The Yugoslavia-born pianist has a growing reputation for her performances of some of the tougher piano music of the last century. This quite challenging recital began with Bach and moved through Bartok, Copland and Messiaen to the first sonata by Charles Ives.

Bach’s Aria varita alla maniera italiana is a highly ornamented piece and the pianist was dextrous and secure in the trills and the more florid passages. There was plenty of crisp articulation and elemental energy in Bartok’s Improvisations on Eight Hungarian Peasant Songs along with sudden moments of stark stillness and tension.

Copland’s Piano Variations is a tallish order for both performer and listener. A terse, flinty theme is subjected to a number of tightly controlled variations and some expansive and virtuosic passages. The work packs a lot into twelve minutes and it is difficult to feel that one has grasped everything at a single hearing but Stefanovitch held it all together with a controlled intensity.

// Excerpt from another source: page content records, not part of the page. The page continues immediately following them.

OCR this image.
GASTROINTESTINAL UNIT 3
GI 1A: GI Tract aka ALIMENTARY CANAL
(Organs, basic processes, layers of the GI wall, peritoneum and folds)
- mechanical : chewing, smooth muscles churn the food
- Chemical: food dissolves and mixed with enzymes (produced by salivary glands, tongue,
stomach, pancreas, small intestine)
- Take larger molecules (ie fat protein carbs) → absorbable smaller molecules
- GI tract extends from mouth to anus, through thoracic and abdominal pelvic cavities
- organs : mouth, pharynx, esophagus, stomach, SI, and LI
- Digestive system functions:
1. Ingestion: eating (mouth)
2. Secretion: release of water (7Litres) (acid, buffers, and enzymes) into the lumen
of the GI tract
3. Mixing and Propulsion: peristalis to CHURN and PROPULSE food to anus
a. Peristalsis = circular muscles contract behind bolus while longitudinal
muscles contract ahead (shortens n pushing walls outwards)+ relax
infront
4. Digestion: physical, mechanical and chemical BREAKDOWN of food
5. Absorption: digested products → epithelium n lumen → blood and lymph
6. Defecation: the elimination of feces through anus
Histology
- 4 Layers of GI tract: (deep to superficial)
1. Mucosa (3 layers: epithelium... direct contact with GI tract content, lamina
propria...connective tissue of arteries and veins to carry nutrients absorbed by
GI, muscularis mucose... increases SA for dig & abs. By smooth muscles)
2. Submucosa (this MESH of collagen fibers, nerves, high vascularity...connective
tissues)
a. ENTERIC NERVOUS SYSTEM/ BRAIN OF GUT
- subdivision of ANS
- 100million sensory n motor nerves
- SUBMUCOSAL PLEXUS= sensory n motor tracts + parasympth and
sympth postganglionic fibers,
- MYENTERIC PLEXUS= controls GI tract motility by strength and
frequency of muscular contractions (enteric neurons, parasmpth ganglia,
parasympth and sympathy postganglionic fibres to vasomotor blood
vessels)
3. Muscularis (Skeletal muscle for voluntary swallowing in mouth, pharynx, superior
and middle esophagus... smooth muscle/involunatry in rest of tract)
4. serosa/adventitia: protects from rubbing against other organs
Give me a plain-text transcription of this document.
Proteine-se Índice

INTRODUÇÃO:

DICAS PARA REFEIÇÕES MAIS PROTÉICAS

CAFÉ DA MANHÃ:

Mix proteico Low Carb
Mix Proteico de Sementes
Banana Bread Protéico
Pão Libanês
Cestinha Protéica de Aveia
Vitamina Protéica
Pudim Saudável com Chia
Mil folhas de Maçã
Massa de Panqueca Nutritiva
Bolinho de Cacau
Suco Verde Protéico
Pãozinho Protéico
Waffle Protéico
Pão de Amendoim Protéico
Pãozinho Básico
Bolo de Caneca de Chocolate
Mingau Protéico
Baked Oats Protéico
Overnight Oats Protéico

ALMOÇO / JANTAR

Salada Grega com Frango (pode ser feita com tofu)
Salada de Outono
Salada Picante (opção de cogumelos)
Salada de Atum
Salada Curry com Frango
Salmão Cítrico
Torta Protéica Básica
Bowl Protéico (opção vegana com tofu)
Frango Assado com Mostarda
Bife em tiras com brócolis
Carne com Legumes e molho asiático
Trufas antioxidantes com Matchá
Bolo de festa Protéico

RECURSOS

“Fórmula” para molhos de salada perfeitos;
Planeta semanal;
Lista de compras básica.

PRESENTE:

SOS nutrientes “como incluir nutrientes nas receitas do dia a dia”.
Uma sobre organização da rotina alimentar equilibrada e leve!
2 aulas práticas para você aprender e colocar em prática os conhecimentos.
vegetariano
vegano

Messiaen’s music is not for everyone but at its best it has ecstatic joy that can be quite overwhelming. This is partly a result of his ability to see colours when he heard music and many of his piano compositions include bursts of light and glassy chords, along with his famous and amazingly truthful recreation of birdsong. The Canteyodjaya of 1949 also incorporates Hindu rhythms and the early passages have a ceremonial flavour before opening out into the more extrovert and recognisable Messiaen towards the end. Once again the pianism was of the highest order and entirely at the service of the music.

Although Ives had formal training in music and was a diligent pupil he eventually went his own way and produced some of the most interesting and idiosyncratic works of his time; he might still be regarded as the ultimate ‘one-off’ composer. As in so many of his larger compositions, any tune or cultural fragment that caught his ear went into the compositional melting pot. It is an endlessly fascinating work and Stefanovitch’s dexterity and engagement with the music held us enthralled to the end. A fascinating and enjoyable concert.